Where Are The Songs About Modern Times, Paris And Donald Trump?
Search 'songs about Paris massacre' or variations therein and absolutely nothing turns up other than politicians, bloggers and news reports on YouTube. Where oh where can our songwriters be— writing about brands and fans and sex, maybe?
I spent 45 minutes the other night searching for something to post about the brutal murders in the French capital on 11.13.15 and finally settled on the beautiful elegy by Antoine Leiris to the mother of his child that started off as an open letter and ended up as a BBC-created monologue.

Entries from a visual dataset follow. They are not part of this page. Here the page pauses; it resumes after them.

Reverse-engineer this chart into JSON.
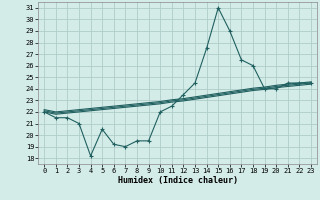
{
  "x": [
    0,
    1,
    2,
    3,
    4,
    5,
    6,
    7,
    8,
    9,
    10,
    11,
    12,
    13,
    14,
    15,
    16,
    17,
    18,
    19,
    20,
    21,
    22,
    23
  ],
  "line_main": [
    22,
    21.5,
    21.5,
    21,
    18.2,
    20.5,
    19.2,
    19,
    19.5,
    19.5,
    22,
    22.5,
    23.5,
    24.5,
    27.5,
    31,
    29,
    26.5,
    26,
    24,
    24,
    24.5,
    24.5,
    24.5
  ],
  "line_reg1": [
    22.0,
    21.8,
    21.9,
    22.0,
    22.1,
    22.2,
    22.3,
    22.4,
    22.5,
    22.6,
    22.7,
    22.85,
    22.95,
    23.1,
    23.25,
    23.4,
    23.55,
    23.7,
    23.85,
    23.95,
    24.1,
    24.2,
    24.3,
    24.4
  ],
  "line_reg2": [
    22.1,
    21.9,
    22.0,
    22.1,
    22.2,
    22.3,
    22.4,
    22.5,
    22.6,
    22.7,
    22.8,
    22.95,
    23.05,
    23.2,
    23.35,
    23.5,
    23.65,
    23.8,
    23.95,
    24.05,
    24.2,
    24.3,
    24.4,
    24.5
  ],
  "line_reg3": [
    22.2,
    22.0,
    22.1,
    22.2,
    22.3,
    22.4,
    22.5,
    22.6,
    22.7,
    22.8,
    22.9,
    23.05,
    23.15,
    23.3,
    23.45,
    23.6,
    23.75,
    23.9,
    24.05,
    24.15,
    24.3,
    24.4,
    24.5,
    24.6
  ],
  "bg_color": "#d4ece8",
  "line_color": "#206060",
  "grid_color": "#b0ccc8",
  "xlabel": "Humidex (Indice chaleur)",
  "ylim": [
    17.5,
    31.5
  ],
  "xlim": [
    -0.5,
    23.5
  ],
  "yticks": [
    18,
    19,
    20,
    21,
    22,
    23,
    24,
    25,
    26,
    27,
    28,
    29,
    30,
    31
  ],
  "xticks": [
    0,
    1,
    2,
    3,
    4,
    5,
    6,
    7,
    8,
    9,
    10,
    11,
    12,
    13,
    14,
    15,
    16,
    17,
    18,
    19,
    20,
    21,
    22,
    23
  ]
}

Neil McCormick in the The Telegraph UK writes about the power of music and its rallying cry in times of need. He does it eloquently:
Under the Taliban rule of Afghanistan, it was a crime to possess a radio. When Sharia was imposed on parts of northern Mali in 2012 during the civil war, musical expression was outlawed, punishable by death. Militants destroyed recording studios, dismantled radio stations and amputated the limbs of people caught playing instruments. This is a vision Islamic terrorists would impose on the rest of us: a world without melody.
This is not our way. Music, dancing and singing are part of everyone's everyday existence. The Bataclan massacre, as U2 singer Bono put it, was a "direct hit on music."
It is the nature of terrorism to hit where it hurts. So if bands shy away from touring Europe, if audiences grow fearful of gathering to watch them, we will all suffer. This is when we need musicians to sing up and be counted.